Few companies are emerging from the process in better health and this is driving way foreign investment, recent studies indicate. The Companies and Intellectual Property Commission (CIPC) reported in March this year that since the introduction of business rescue proceedings four years ago, 1 654 business rescue proceedings started, of which 771 were completed.
Figures from Statistics SA show that more than 360 companies were liquidated between July and August. More than 830 companies were still in business rescue proceedings, since 2011. The main factors undermining successful rescue are a continued focus on liquidation rather than restructuring, lack of experience and lack of forgiveness for failure, says EY Africa tax leader Jim Deoitte.
Deoitte says foreign investors are not assured by the way in which matters are managed when things go wrong. Structurally, the business rescue provisions in the US and South Africa are basically the same. “Why is it then that the US can save a city [Detroit] and a large motor corporation [GM], but SA may not be able to save its steel industry?”

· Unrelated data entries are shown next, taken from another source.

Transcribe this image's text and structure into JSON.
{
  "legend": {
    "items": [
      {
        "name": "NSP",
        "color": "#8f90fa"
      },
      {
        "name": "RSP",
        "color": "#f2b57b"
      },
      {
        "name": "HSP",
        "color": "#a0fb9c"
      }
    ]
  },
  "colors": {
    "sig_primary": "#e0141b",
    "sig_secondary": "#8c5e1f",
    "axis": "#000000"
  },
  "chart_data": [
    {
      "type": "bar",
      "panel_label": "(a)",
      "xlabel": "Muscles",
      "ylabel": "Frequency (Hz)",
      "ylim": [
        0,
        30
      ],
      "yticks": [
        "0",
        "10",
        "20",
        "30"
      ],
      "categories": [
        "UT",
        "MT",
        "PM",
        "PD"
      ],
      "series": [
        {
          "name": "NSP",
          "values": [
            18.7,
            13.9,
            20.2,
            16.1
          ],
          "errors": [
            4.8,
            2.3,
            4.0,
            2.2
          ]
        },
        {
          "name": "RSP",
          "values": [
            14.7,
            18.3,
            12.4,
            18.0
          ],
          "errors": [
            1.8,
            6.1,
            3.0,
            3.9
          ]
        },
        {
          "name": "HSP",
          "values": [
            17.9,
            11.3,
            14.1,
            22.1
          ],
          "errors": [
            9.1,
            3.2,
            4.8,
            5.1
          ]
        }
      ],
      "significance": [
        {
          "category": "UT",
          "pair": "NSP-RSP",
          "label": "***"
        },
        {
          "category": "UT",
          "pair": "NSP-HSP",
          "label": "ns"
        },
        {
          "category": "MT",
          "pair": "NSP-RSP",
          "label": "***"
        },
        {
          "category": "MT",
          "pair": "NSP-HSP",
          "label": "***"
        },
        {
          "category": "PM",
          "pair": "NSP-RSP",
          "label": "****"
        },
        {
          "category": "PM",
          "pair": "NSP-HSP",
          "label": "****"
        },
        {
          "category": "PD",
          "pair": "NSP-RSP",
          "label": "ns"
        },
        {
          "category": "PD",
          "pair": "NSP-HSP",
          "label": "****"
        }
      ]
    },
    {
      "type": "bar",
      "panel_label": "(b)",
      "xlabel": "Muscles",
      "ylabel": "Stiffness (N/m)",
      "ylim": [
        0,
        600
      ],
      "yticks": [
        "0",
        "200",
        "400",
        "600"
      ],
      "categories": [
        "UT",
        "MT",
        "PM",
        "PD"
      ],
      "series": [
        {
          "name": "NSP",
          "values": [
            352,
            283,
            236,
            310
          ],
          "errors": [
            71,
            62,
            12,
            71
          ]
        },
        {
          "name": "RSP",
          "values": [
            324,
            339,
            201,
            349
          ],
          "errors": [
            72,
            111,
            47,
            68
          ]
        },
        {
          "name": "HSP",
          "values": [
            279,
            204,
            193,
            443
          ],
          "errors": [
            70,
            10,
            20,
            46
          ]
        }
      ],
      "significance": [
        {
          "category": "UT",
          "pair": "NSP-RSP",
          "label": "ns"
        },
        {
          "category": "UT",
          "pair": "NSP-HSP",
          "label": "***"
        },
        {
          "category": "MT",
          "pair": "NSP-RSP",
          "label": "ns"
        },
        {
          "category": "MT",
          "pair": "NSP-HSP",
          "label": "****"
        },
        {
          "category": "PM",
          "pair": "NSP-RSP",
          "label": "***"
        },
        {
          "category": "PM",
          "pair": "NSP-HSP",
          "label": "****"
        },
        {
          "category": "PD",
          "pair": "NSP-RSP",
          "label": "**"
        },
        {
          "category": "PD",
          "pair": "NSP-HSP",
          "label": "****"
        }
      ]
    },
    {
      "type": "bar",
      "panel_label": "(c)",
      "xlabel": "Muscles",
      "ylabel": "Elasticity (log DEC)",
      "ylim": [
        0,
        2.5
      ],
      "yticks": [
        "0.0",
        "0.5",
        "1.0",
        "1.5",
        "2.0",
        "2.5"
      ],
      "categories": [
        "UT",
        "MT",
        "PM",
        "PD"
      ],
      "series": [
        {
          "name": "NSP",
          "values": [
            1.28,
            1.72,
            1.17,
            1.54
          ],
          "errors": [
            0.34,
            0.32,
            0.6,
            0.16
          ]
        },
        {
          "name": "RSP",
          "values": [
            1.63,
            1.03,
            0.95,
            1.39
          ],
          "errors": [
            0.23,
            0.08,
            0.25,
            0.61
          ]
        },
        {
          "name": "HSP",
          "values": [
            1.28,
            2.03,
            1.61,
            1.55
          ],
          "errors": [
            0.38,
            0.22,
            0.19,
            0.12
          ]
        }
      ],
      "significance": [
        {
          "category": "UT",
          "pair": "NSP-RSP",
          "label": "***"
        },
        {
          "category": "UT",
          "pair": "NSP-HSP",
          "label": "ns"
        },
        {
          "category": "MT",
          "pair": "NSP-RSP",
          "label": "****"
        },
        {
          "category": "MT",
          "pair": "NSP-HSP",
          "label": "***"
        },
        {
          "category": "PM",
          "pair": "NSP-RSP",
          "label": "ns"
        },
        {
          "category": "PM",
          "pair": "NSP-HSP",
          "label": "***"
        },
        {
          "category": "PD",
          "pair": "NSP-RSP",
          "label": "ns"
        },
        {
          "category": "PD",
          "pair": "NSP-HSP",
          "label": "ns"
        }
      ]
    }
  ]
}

He bemoans the lack of experience in “bankruptcy restructurings”. South Africans see the need for restructuring as a mark of failure. Companies also wait too long before engaging in business rescue proceedings from fear of losing control over their processes.
Robert Appelbaum, partner at law firm Webber Wentzel, says international investors are distressed by the absence of a reliable and transparent database, with information on the companies that are in business rescue and their assets.
Appelbaum says government needs to realise strategic issues have to be dealt with, more skilled business rescuers are needed and a transparent database on business rescues must be developed and published widely. Emil Brincker, technical committee member of the South African Institute of Tax Professionals, bemoans Sars’s absence from many business rescues unless its claims are dealt with adequately.
Deoitte says the modification of agreements during a business rescue process create a “hornet’s nest” of tax issues.
Brincker, who is also the national head of tax at law firm Cliffe Dekker Hofmeyr, says the Tax Administration Act was amended at the start of this year to deal with a temporary write-off of a tax debt which is part of a business rescue process.
But the moment the company comes out of business rescue the tax debt is reinstated. “The solution would be to introduce legislation that there are no tax consequences to the extent that claims from Sars or third parties or lenders are written off.”